Hotel and boutique owners can borrow funds to leverage their business’ financial needs. Major costs associated with boutique and hotel owners are rent for leased space, renovation, utility bills, machinery, fixtures and interiors, and marketing. Inventory, machinery upgrades/repair, business insurance, and payroll add up to other daily operational expenses.

Small businesses such as boutique owners and hotels have various borrowing options to choose from, and each of them has their advantages depending on the context.

Let’s Explore the Key Financing Options for Hotel and Boutique Owners

1. Equity Funding

Some of the main routes of financing through equity are an angel investment network, and private equity.
-An angel network entails investment by a private or business investor who shows akeen interest in the specific business model. Another popular equity option is venture capitalism. Venture capitalists extend funding support to businesses that are deemed to have high growth potential.

However, the funds are made available in lieu of ownership equity, leading to equity dilution. Finding an investor in the specific domain requires thorough research which can be time-consuming. A strong business model is required to close the deal.

-Private equity (PE) firms buy 100% ownership of the companies which they support financially. These companies are generally in the mature stage, where business models have lost steam, and the profits have started dwindling.

2. Debt Funding

Debt funding is the most sought-after financing option by small businesses. These options include loans from various government organizations, a P2P network, term business loan and Flexi Business Loans.

SIDBI, NABARD,and NSIC are few of the government institutions providing loans to small businesses. These can be both secured and unsecured loans. The Indian government has launched a scheme called Pradhan Mantri MUDRA Yojana (PMMY), also called MUDRA Loan. Their regulatory requirements are strict and may be time-consuming.
-Term loans have been the traditional form of borrowing funds. They help to cover both the short-term and long-term business needs. The term loan interest is calculated on the whole loan amount. Their EMIs include both the principal and the interest component, making the monthly payouts burdensome. These loans sometimes require collateral and they involve a strenuous approval process.

-Peer-to-peer (P2P) lending is slowly gaining prominence in India. As per RBI, P2P lending is a form of crowdfunding where unsecured loans are issued to borrowers via an online portal. According to Plunge Daily reports, the P2P industry is going to reach USD 4-5 billion in the next few years. The choice of the P2P platform and their authenticity is vital.

How To Get Small Business Finance From Bajaj Finserv

Flexi Business Loans are another way for borrowing funds for hotels and boutique owners. They offer a flexible loan limit, where businesses can borrow funds as per their requirement without borrowing the whole approved loan. This allows them to pay interest only on the borrowed finance rather than the whole loan amount. Secondly, the EMI component of the Flexi Business Loans has an option to include only the interest component. The principal amount can be paid at the end of the loan tenor.

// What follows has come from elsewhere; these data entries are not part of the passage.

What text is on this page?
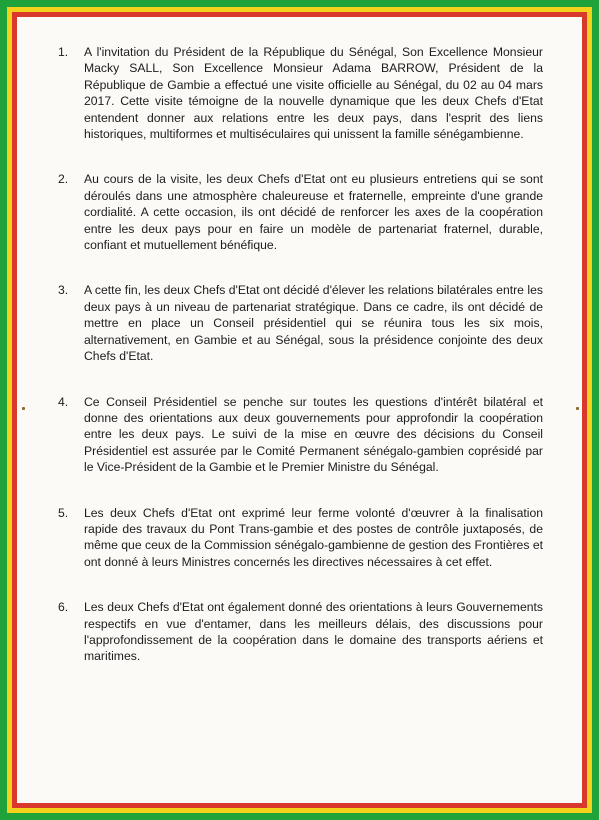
1.	A l'invitation du Président de la République du Sénégal, Son Excellence Monsieur Macky SALL, Son Excellence Monsieur Adama BARROW, Président de la République de Gambie a effectué une visite officielle au Sénégal, du 02 au 04 mars 2017. Cette visite témoigne de la nouvelle dynamique que les deux Chefs d'Etat entendent donner aux relations entre les deux pays, dans l'esprit des liens historiques, multiformes et multiséculaires qui unissent la famille sénégambienne.
2.	Au cours de la visite, les deux Chefs d'Etat ont eu plusieurs entretiens qui se sont déroulés dans une atmosphère chaleureuse et fraternelle, empreinte d'une grande cordialité. A cette occasion, ils ont décidé de renforcer les axes de la coopération entre les deux pays pour en faire un modèle de partenariat fraternel, durable, confiant et mutuellement bénéfique.
3.	A cette fin, les deux Chefs d'Etat ont décidé d'élever les relations bilatérales entre les deux pays à un niveau de partenariat stratégique. Dans ce cadre, ils ont décidé de mettre en place un Conseil présidentiel qui se réunira tous les six mois, alternativement, en Gambie et au Sénégal, sous la présidence conjointe des deux Chefs d'Etat.
4.	Ce Conseil Présidentiel se penche sur toutes les questions d'intérêt bilatéral et donne des orientations aux deux gouvernements pour approfondir la coopération entre les deux pays. Le suivi de la mise en œuvre des décisions du Conseil Présidentiel est assurée par le Comité Permanent sénégalo-gambien coprésidé par le Vice-Président de la Gambie et le Premier Ministre du Sénégal.
5.	Les deux Chefs d'Etat ont exprimé leur ferme volonté d'œuvrer à la finalisation rapide des travaux du Pont Trans-gambie et des postes de contrôle juxtaposés, de même que ceux de la Commission sénégalo-gambienne de gestion des Frontières et ont donné à leurs Ministres concernés les directives nécessaires à cet effet.
6.	Les deux Chefs d'Etat ont également donné des orientations à leurs Gouvernements respectifs en vue d'entamer, dans les meilleurs délais, des discussions pour l'approfondissement de la coopération dans le domaine des transports aériens et maritimes.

Boutique businesses cater to niche target customers, and might take time to generate profits. The hotel business turnover is also cyclical and may see income fluctuations. Flexi Business Loans which allow the businesses to repay the principal at the end of the tenor is highly recommended for boutique owners and hotel businesses. They can only pay the interest amount for the EMIs.

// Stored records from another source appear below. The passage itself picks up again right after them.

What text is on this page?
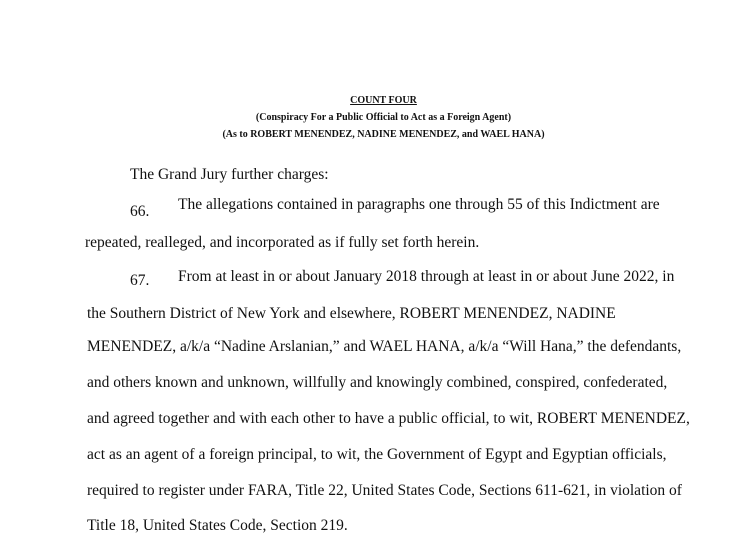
COUNT FOUR
(Conspiracy For a Public Official to Act as a Foreign Agent)
(As to ROBERT MENENDEZ, NADINE MENENDEZ, and WAEL HANA)
The Grand Jury further charges:
66. The allegations contained in paragraphs one through 55 of this Indictment are
repeated, realleged, and incorporated as if fully set forth herein.
67. From at least in or about January 2018 through at least in or about June 2022, in
the Southern District of New York and elsewhere, ROBERT MENENDEZ, NADINE
MENENDEZ, a/k/a “Nadine Arslanian,” and WAEL HANA, a/k/a “Will Hana,” the defendants,
and others known and unknown, willfully and knowingly combined, conspired, confederated,
and agreed together and with each other to have a public official, to wit, ROBERT MENENDEZ,
act as an agent of a foreign principal, to wit, the Government of Egypt and Egyptian officials,
required to register under FARA, Title 22, United States Code, Sections 611-621, in violation of
Title 18, United States Code, Section 219.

For example, a Flexi Business Loan of Rs. 30 lakh is availed for a tenor of 3 years. However, only Rs. 10 lakh is withdrawn as a loan. The EMIs would come to Rs. 12500. Rs. 10 lakh can be repaid at the end of 3 years. In case of other business term loans, the interest would have been calculated on the whole loan amount of Rs. 30 lakh. EMIs for 3 years include both the interest, and the principal and would amount to Rs. 1.2 lakh approximately.